I lavoratori dei cantieri dell'Alta Velocità ferroviaria aperti fra Firenze e Bologna protestano per il prolungamento della cassa integrazione dopo che la magistratura fiorentina ha imposto ai costruttori del consorzio CAVET di operare nel rispetto del territorio. E invocano l'intervento del Capo dello Stato.
Hanno manifestato la propria protesta anche nei loro paesi di origine, nella lontana Calabria, i minatori dei cantieri TAV (Treni ad Alta Velocità) rimasti senza lavoro e in cassa integrazione dopo i provvedimenti della Procura fiorentina, che ha rilevato lo scorso giugno una quantità impressionante di reati ambientali gravi nella realizzazione del lunghissimo tunnel (oltre 70 km) fra Firenze e Bologna.
"Se i cantieri sono chiusi, la colpa non è davvero nostra. Anzi. Noi svolgiamo da anni il nostro lavoro in maniera ineccepibile. Se qualcosa si può dire di noi, è che siamo forzati a subire condizioni di impiego dure, stressanti e rischiose per la salute e per l'incolumità.
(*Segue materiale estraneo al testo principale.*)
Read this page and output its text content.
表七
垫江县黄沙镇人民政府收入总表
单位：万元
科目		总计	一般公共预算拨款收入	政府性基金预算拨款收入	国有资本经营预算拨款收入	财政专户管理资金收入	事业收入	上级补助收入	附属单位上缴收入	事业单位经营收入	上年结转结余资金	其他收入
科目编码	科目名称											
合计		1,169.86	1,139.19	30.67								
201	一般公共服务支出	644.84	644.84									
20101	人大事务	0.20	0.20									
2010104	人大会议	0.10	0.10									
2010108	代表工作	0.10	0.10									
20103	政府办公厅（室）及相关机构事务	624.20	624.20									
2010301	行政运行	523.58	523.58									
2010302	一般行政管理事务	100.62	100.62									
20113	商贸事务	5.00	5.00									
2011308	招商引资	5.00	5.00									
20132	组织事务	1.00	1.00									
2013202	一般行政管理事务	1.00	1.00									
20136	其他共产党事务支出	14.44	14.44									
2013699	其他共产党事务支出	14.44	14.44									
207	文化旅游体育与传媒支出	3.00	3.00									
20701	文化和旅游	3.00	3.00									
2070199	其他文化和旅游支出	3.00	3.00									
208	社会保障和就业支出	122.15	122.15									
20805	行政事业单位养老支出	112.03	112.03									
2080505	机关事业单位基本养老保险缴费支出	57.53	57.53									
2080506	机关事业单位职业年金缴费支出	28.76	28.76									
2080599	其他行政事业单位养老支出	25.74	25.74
E adesso siamo proprio noi, i più deboli, a pagare. Il ministro Lunardi - abbiamo letto sui giornali - dice che lo Stato ha già perso per il blocco dei cantieri almeno 100 miliardi. Sembra di capire che lo Stato paga il conto alla TAV, e risarcisce il danno economico.
Perché a noi allora tocca solo la cassa integrazione? Come fa un padre di famiglia con moglie e figli a carico a sopravvivere con 1.900.000 lire al mese? Qui in Calabria mancano le opere pubbliche essenziali. Eppure siamo costretti a emigrare per costruire la TAV nella ricca Toscana. Sul lavoro siamo relegati in campi-base lontani dalle comunità e costretti a turni massacranti, che gli stessi sindacalisti (quelli piemontesi, non quelli toscani, purtroppo…) hanno definito aberranti. Adesso paghiamo per la terza volta.
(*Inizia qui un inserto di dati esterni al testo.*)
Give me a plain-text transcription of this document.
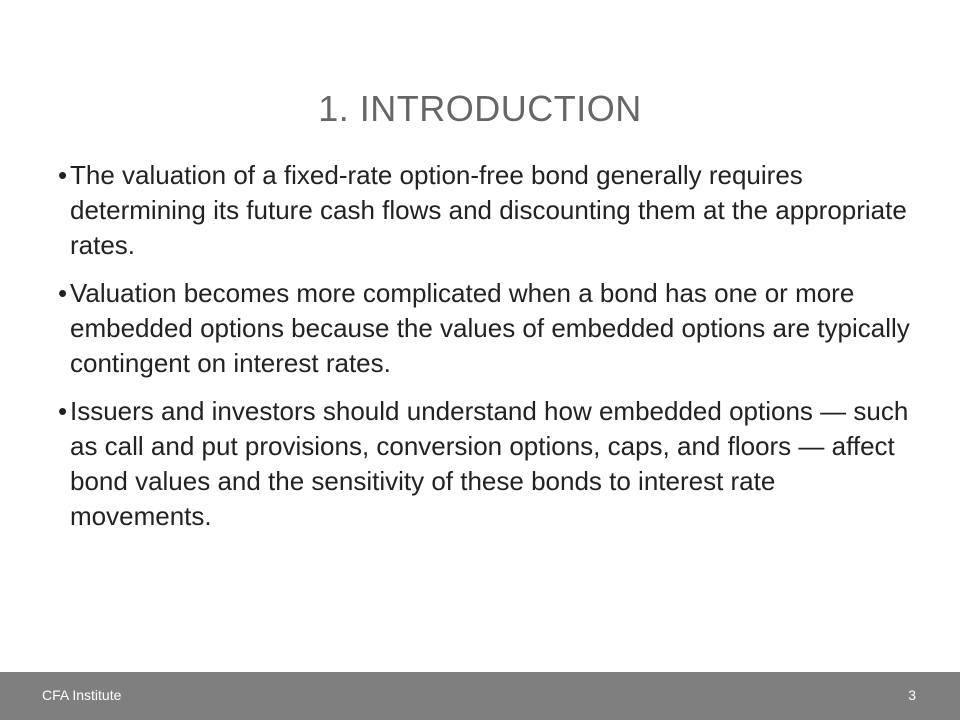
1. INTRODUCTION
• The valuation of a fixed-rate option-free bond generally requires determining its future cash flows and discounting them at the appropriate rates.
• Valuation becomes more complicated when a bond has one or more embedded options because the values of embedded options are typically contingent on interest rates.
• Issuers and investors should understand how embedded options — such as call and put provisions, conversion options, caps, and floors — affect bond values and the sensitivity of these bonds to interest rate movements.
CFA Institute	3
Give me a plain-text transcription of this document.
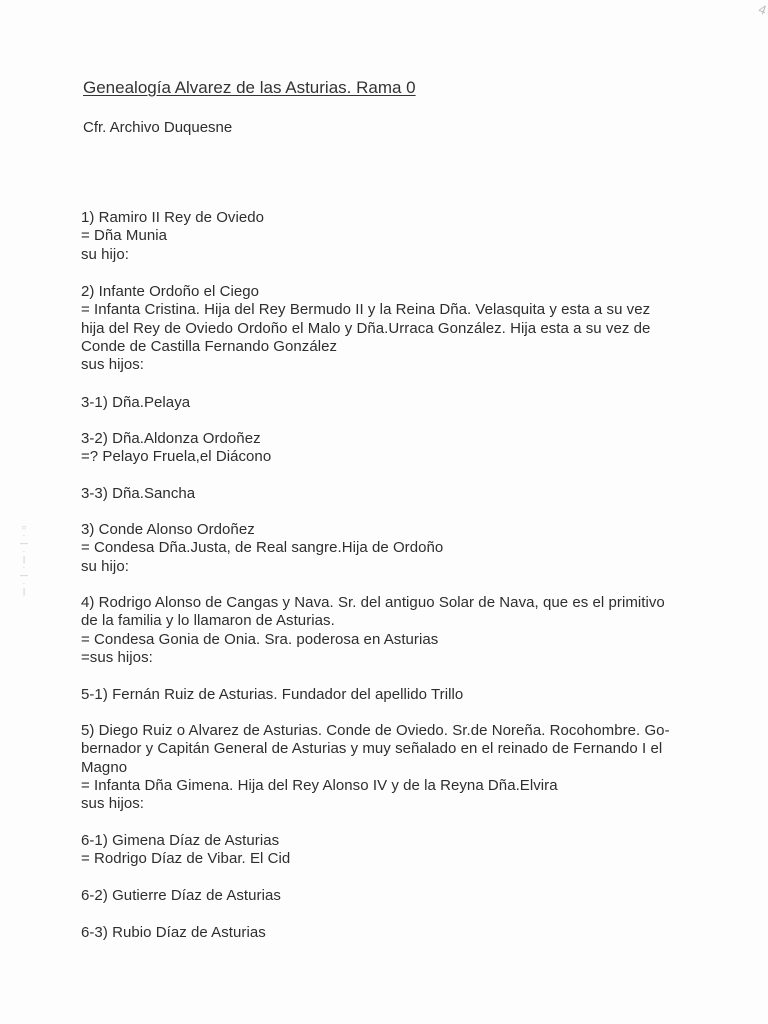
4
○
·
—
·
|
·
—
·
|
Genealogía Alvarez de las Asturias. Rama 0
Cfr. Archivo Duquesne
1) Ramiro II Rey de Oviedo
= Dña Munia
su hijo:
2) Infante Ordoño el Ciego
= Infanta Cristina. Hija del Rey Bermudo II y la Reina Dña. Velasquita y esta a su vez
hija del Rey de Oviedo Ordoño el Malo y Dña.Urraca González. Hija esta a su vez de
Conde de Castilla Fernando González
sus hijos:
3-1) Dña.Pelaya
3-2) Dña.Aldonza Ordoñez
=? Pelayo Fruela,el Diácono
3-3) Dña.Sancha
3) Conde Alonso Ordoñez
= Condesa Dña.Justa, de Real sangre.Hija de Ordoño
su hijo:
4) Rodrigo Alonso de Cangas y Nava. Sr. del antiguo Solar de Nava, que es el primitivo
de la familia y lo llamaron de Asturias.
= Condesa Gonia de Onia. Sra. poderosa en Asturias
=sus hijos:
5-1) Fernán Ruiz de Asturias. Fundador del apellido Trillo
5) Diego Ruiz o Alvarez de Asturias. Conde de Oviedo. Sr.de Noreña. Rocohombre. Go-
bernador y Capitán General de Asturias y muy señalado en el reinado de Fernando I el
Magno
= Infanta Dña Gimena. Hija del Rey Alonso IV y de la Reyna Dña.Elvira
sus hijos:
6-1) Gimena Díaz de Asturias
= Rodrigo Díaz de Vibar. El Cid
6-2) Gutierre Díaz de Asturias
6-3) Rubio Díaz de Asturias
Paghiamo responsabilità che non ci appartengono". Così protesta Pietro Mirabelli, delegato per la sicurezza e rappresentante sindacale dei lavoratori del primo cantiere CAVET sorto sull'Appennino, Il Carlone, a San Piero a Sieve in provincia di Firenze.
Medicina Democratica e Idra, che da sempre appoggiano la lotta per i diritti fondamentali, per la dignità e per la democrazia che i lavoratori CAVET conducono da anni, aggiungono: come fa il Presidente della Repubblica a non raccogliere l'appello di un minatore coraggioso, rappresentante dei lavoratori, che denuncia le condizioni di sfruttamento e di sofferenza di migliaia di compagni nella nostra civilissima Italia, dove nessuna convivenza è ammessa con l'illegalità?